Though Alma Mater Italia is widely known as the epicenter of music—from orchestras and instrumentals to lyrical opera and soaring operas to Neapolitan music and modern pop music--few would ever link the scions of Italy with jazz. Fewer still are aware that New Orleans, the home office of the blues, once boasted a population that was 80% Italian.

Joe Marsala
Joe Marsala (clarinet) employed African Americans
(photo by Chas. Peterson)
Plus, who would ever suspect that Italian jazz artists—yes, Italians—were in the vanguard of civil rights? According to the authors: "In 1936, Chicago-born clarinetist Joe Marsala assembled the first integrated jazz band, even before Benny Goodman. In the 1940s and 50s, Italian- American artists like Flip Phillips (born Filipelli) and Buddy DeFranco actively broke the color line between black and white bands."

Yet even such groundbreaking events pale before the epochal waves of Italian migrations that forever altered the destiny of the United States – and the world. This book provides more than a musical tour of America; it yields a mother lode of historical revelations and fresh perspectives. With great clarity and erudition, Messrs. Dal Cerro and Witter delineate the Four Great Waves of Italian migrations to the New World. The first wave was the Age of Exploration ushered in by Columbus, Cabot, da Verrazzano, Vespucci, Tonti, and Malaspina.

The second wave includes the artisans, sculptors, musicians and businessmen who enriched the early colonies. Filippo Mazzei, a friend of Jefferson and Washington, coined the notion that "all men are created equal" (in Italian). He remains emblematic of this period. (Moreover the Founders based our republic and constitution on the ancient Italian model of Rome that Mazzei invoked.)

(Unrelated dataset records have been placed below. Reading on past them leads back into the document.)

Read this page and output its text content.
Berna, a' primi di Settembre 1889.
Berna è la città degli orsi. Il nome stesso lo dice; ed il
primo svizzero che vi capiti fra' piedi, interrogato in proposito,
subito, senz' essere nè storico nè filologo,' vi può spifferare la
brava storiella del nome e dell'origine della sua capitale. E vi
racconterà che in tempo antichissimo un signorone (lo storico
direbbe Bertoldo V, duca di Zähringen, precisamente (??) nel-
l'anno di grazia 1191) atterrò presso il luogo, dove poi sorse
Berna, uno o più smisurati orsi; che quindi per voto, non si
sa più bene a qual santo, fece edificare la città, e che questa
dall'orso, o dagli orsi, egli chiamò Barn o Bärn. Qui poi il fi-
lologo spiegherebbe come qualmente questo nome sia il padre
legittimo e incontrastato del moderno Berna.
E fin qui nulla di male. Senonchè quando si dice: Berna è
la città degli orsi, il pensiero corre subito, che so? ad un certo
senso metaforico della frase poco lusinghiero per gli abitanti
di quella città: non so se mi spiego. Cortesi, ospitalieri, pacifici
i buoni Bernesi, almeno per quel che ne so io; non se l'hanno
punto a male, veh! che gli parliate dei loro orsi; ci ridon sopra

The third wave arrived in the mid-19th century, populating the Midwest, California and the Southwest and launching extensive commercial and agricultural innovations. And the fourth wave—the mass migration with which we are all familiar—occurred from 1880 to 1920.

Tony Bennett and Frank Sinatra are heavily represented in Bebop, Swing and Bella Musica – and with good reason. Both singers are purists blessed with pipes of gold. Moreover, in their pursuit of excellence, each of these musical stylists exemplified the Italian notion of effortless mastery, aka sprezzatura, and the Italian Renaissance ideal of humanism. Bel canto, jazz, and egalitarianism all played a part in their greatness.

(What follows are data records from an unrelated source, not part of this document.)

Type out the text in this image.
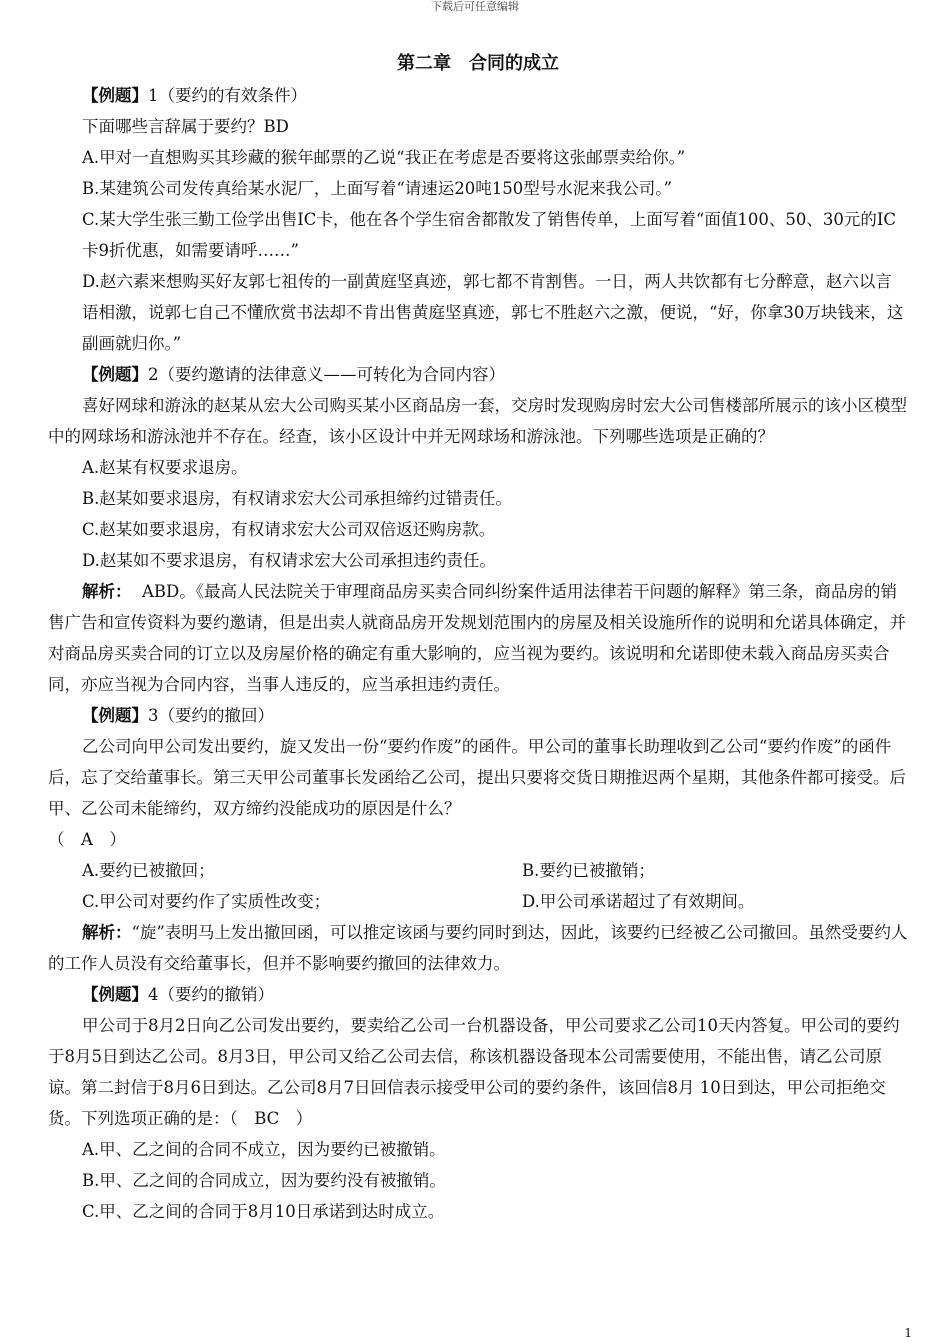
下载后可任意编辑
第二章　合同的成立

【例题】1（要约的有效条件）

下面哪些言辞属于要约？BD

A.甲对一直想购买其珍藏的猴年邮票的乙说“我正在考虑是否要将这张邮票卖给你。”

B.某建筑公司发传真给某水泥厂，上面写着“请速运20吨150型号水泥来我公司。”

C.某大学生张三勤工俭学出售IC卡，他在各个学生宿舍都散发了销售传单，上面写着“面值100、50、30元的IC卡9折优惠，如需要请呼……”

D.赵六素来想购买好友郭七祖传的一副黄庭坚真迹，郭七都不肯割售。一日，两人共饮都有七分醉意，赵六以言语相激，说郭七自己不懂欣赏书法却不肯出售黄庭坚真迹，郭七不胜赵六之激，便说，“好，你拿30万块钱来，这副画就归你。”

【例题】2（要约邀请的法律意义——可转化为合同内容）

喜好网球和游泳的赵某从宏大公司购买某小区商品房一套，交房时发现购房时宏大公司售楼部所展示的该小区模型中的网球场和游泳池并不存在。经查，该小区设计中并无网球场和游泳池。下列哪些选项是正确的？

A.赵某有权要求退房。

B.赵某如要求退房，有权请求宏大公司承担缔约过错责任。

C.赵某如要求退房，有权请求宏大公司双倍返还购房款。

D.赵某如不要求退房，有权请求宏大公司承担违约责任。

解析： ABD。《最高人民法院关于审理商品房买卖合同纠纷案件适用法律若干问题的解释》第三条，商品房的销售广告和宣传资料为要约邀请，但是出卖人就商品房开发规划范围内的房屋及相关设施所作的说明和允诺具体确定，并对商品房买卖合同的订立以及房屋价格的确定有重大影响的，应当视为要约。该说明和允诺即使未载入商品房买卖合同，亦应当视为合同内容，当事人违反的，应当承担违约责任。

【例题】3（要约的撤回）

乙公司向甲公司发出要约，旋又发出一份“要约作废”的函件。甲公司的董事长助理收到乙公司“要约作废”的函件后，忘了交给董事长。第三天甲公司董事长发函给乙公司，提出只要将交货日期推迟两个星期，其他条件都可接受。后甲、乙公司未能缔约，双方缔约没能成功的原因是什么？

（　A　）

A.要约已被撤回；	B.要约已被撤销；
C.甲公司对要约作了实质性改变；	D.甲公司承诺超过了有效期间。

解析：“旋”表明马上发出撤回函，可以推定该函与要约同时到达，因此，该要约已经被乙公司撤回。虽然受要约人的工作人员没有交给董事长，但并不影响要约撤回的法律效力。

【例题】4（要约的撤销）

甲公司于8月2日向乙公司发出要约，要卖给乙公司一台机器设备，甲公司要求乙公司10天内答复。甲公司的要约于8月5日到达乙公司。8月3日，甲公司又给乙公司去信，称该机器设备现本公司需要使用，不能出售，请乙公司原谅。第二封信于8月6日到达。乙公司8月7日回信表示接受甲公司的要约条件，该回信8月 10日到达，甲公司拒绝交货。下列选项正确的是：（　BC　）

A.甲、乙之间的合同不成立，因为要约已被撤销。

B.甲、乙之间的合同成立，因为要约没有被撤销。

C.甲、乙之间的合同于8月10日承诺到达时成立。

1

However, another Italian musical giant—Dean Martin—deserved more ink here. Martin jammed with the Mills Brothers, Nat King Cole and Louis Armstrong. To their credit, though, Dal Cerro and Witter included a telling quote from Dino Crocetti regarding The Godfather: "I hated that movie, what it did to the Italian people. There was no call for that."

A profound pronouncement from the King of Cool.